Grief or bereavement is a natural human response to a significant loss. Most people experience bereavement after the death of a loved one, but it is also possible to experience grief in response to other losses such as a divorce or a romantic breakup, the loss of physical functioning, your home, pets, or job.
Bereavement is usually only thought of as the emotional suffering we feel after such a loss. The emotional “roller coaster” one may experience while grieving is difficult and exhausting. Depression and anxiety frequently occur during the grieving process.
It is helpful to understand, that grief is more complex and involved than just the emotional response. It also affects us spiritually, physically, cognitively, and socially. The important thing to remember, while you are grieving is that, while it may feel unbearable and overwhelming at first, grief is actually a healing process and time will help.

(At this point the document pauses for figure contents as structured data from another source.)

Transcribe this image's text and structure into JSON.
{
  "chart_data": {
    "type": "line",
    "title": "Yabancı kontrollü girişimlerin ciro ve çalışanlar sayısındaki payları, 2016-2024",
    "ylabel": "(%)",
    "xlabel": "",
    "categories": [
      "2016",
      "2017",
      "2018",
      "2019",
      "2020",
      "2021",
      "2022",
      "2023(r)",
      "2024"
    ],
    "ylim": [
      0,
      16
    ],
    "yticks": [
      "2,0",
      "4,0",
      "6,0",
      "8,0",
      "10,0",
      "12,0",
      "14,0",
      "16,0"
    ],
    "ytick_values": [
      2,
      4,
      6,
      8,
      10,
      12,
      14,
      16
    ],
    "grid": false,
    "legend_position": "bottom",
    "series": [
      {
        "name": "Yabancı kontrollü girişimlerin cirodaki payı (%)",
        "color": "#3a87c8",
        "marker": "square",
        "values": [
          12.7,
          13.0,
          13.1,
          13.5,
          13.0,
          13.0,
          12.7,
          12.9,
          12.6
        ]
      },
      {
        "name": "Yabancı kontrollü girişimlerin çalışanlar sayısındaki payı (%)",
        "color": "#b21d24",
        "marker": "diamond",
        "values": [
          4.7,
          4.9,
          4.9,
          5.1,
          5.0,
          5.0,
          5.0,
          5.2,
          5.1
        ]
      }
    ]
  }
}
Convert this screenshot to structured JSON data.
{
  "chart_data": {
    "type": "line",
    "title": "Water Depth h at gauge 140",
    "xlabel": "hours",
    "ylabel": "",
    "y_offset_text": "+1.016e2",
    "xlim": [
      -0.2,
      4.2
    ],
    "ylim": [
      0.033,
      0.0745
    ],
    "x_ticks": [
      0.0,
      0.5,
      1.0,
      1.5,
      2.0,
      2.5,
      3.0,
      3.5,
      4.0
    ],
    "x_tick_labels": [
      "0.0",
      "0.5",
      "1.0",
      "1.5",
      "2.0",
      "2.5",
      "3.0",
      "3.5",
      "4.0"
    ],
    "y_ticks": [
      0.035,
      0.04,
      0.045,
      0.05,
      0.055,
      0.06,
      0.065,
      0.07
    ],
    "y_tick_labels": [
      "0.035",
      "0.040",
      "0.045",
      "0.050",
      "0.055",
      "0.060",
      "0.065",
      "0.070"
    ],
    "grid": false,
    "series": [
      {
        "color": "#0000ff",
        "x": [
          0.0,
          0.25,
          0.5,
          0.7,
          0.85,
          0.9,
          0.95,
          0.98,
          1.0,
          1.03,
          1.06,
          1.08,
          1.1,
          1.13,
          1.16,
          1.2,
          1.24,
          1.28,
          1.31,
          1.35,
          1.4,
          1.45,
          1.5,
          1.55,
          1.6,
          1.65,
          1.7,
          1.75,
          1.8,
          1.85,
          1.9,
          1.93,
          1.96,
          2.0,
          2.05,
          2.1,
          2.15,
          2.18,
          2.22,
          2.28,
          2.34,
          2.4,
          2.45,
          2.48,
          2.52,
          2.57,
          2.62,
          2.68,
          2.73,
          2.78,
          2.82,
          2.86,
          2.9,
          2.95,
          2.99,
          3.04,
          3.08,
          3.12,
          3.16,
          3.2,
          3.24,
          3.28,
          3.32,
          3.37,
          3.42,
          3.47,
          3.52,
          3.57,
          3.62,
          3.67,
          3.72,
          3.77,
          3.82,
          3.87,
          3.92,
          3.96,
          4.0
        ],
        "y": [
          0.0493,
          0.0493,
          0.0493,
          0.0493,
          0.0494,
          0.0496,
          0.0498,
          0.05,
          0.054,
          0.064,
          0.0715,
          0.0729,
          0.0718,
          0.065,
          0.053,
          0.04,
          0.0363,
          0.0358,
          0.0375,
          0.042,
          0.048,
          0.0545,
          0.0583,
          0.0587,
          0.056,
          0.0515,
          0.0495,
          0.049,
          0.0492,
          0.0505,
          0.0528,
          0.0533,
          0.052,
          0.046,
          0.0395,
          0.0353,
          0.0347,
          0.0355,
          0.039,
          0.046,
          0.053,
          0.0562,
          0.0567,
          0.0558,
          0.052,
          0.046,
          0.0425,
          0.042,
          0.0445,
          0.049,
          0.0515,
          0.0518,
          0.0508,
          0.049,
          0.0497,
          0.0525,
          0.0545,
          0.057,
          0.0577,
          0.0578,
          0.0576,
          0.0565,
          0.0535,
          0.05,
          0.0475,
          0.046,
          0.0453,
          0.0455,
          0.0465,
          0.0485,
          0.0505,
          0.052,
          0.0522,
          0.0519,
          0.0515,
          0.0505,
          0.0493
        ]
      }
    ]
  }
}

Everyone experiences grief differently and the variation in response is considerable. Some of the more common responses include feeling empty or numb, feeling deep sadness, guilt, regret or anger. One may have a spiritual crisis or notice physical changes such as fatigue, and trouble eating or sleeping. You may find yourself being absent-minded, withdrawing socially, or not wanting to participate in activities you used to enjoy. People often express that they feel like they are lost, losing their minds, or are out of control. It may seem impossible to make the adjustments you will need to make in the aftermath of your loss. All of these are normal reactions.
How Long Will My Grief Last?
The grief process is a highly individual experience and is largely influenced by ones culture, religious beliefs, the circumstances of the loss, and the amount of support one receives. There is no single timetable that applies to everyone. Depending on circumstances, it may last from months to years. Rather than concentrating on a specific timeline, it may be more helpful to focus on how the intensity and duration of the grieving process usually progresses.
Initially, grief may feel overwhelming and one can feel out of control. With time, people find they are more able to choose when they relive memories and experience emotions, which allows the person to feel more in control again. The intensity of grief one experiences is difficult to measure. It is dependant on many things – the degree of attachment to the person or thing, ones relationship to the deceased or lost item, ones level of understanding and social support from others, and the nature of the bereavement. However, no matter the intensity level, with the passing of time, most people find that they are better able to cope and continue on with their lives. The loss remains, and one may always experience a sense of sadness when reminded of the loss, but the intensity is no longer disabling.
What is “Complicated Grief”?
If one does not get better with time, he or she may be experiencing “complicated grief.” With “complicated grief,” the grieving process does not progress as expected. The intensity and duration of grief is prolonged and dramatically interferes with a persons ability to function. It is often characterized by long-lasting symptoms of depression and anxiety. Deaths such as suicides, murders, car crashes, and almost any other sudden and unexpected death can result in complicated grief, simply because they leave one in such shock that one can have great difficulty integrating the event into one’s reality. Complicated grief does not improve on its own. When the thoughts, feelings, behaviors and reactions to grief persist over long periods of time with little change, it is important to seek help from a qualified professional.